Город обступает человека как его же собственное большое, развёрнутое, громоздкое и телесно прожитое метафизическое суждение. Он оборачивается формой проживания одновременно и условности всего, и, по контрасту с этим — безусловности удела человеческого, трагически-неизменного:

незаметно проходит время мгновение
когда грязная изношенная вонючая
одежда тела
останется лежать на постели камне асфальте камне земле
на только что натёртом паркете…

Ритмы города и бормотание пешехода себе под нос сливаются воедино и превращаются друг в друга. В данном случае даже неважно, «свой» это город или «чужой», «русский» или «французский».

Хотят ли авторы-герои «Городорога» понять или истолковать своё пространство? Во всяком случае, они живут в нём и с ним, не отделяя себя от его времени и его обстоятельств. А может быть, это и есть лучшая форма понимания?

Западные травелоги

Не русскими литераторами был изобретён и актуализирован сегодня жанр травелогов (о чём говорит даже само его название) — моду на него диктует Запад. Например, благодаря книгам англичанина Питера Мейла о Провансе и в целом о Южной Франции за последние годы расцвёл как никогда прежде английский и американский туризм в этих местах. В одной из книг — «Франция: путешествие с вилкой и штопором» — автор занимается гастрономическим туризмом, в другой — «Год в Провансе» (литературный дебют Мейла, принёсший ему известность ещё в 1989-м) — подробно занимается антропологией любимого края, его обычаями и привычками.
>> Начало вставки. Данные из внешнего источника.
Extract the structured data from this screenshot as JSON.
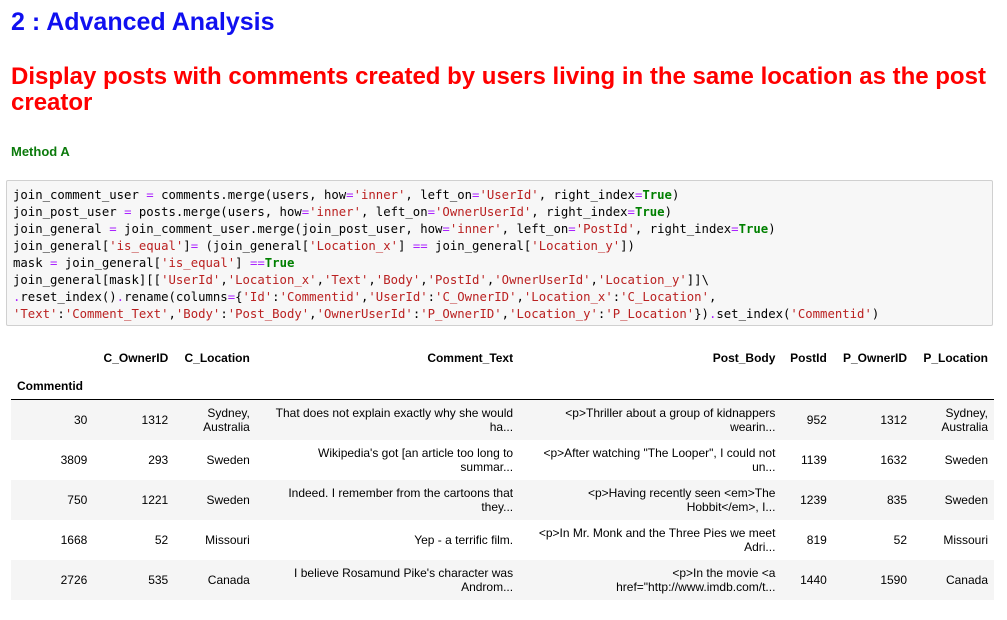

Возможно, самый успешный проект такого рода — 900-страничная биография города Лондона, написанная Питером Акройдом и опубликованная в 2000 году. Эта книга разом перевернула все клише, кто и зачем едет в британскую столицу, а заодно радикально изменила список достопримечательностей, подлежащих первоочередному осмотру. Так, например, стараниями Акройда в этот список вошли площадь Клеркенвелл-Грин или очаровательная скульптура мальчика на Хлебном рынке вблизи собора Святого Павла, о которой до выхода «Лондона» приезжие, скорее всего, не знали. Книга не только по-новому осветила Лондон, но и сделала Акройда литературной звездой первой величины. Даже в России было продано более 20 тысяч её экземпляров.

В 2006 году литературно-краеведческий очерк «Стамбул» принёс Орхану Памуку Нобелевскую премию по литературе. В принципе как травелог можно прочитать его же «Чёрную книгу», герой которой мечется всё по тому же Стамбулу в поисках пропавшей жены.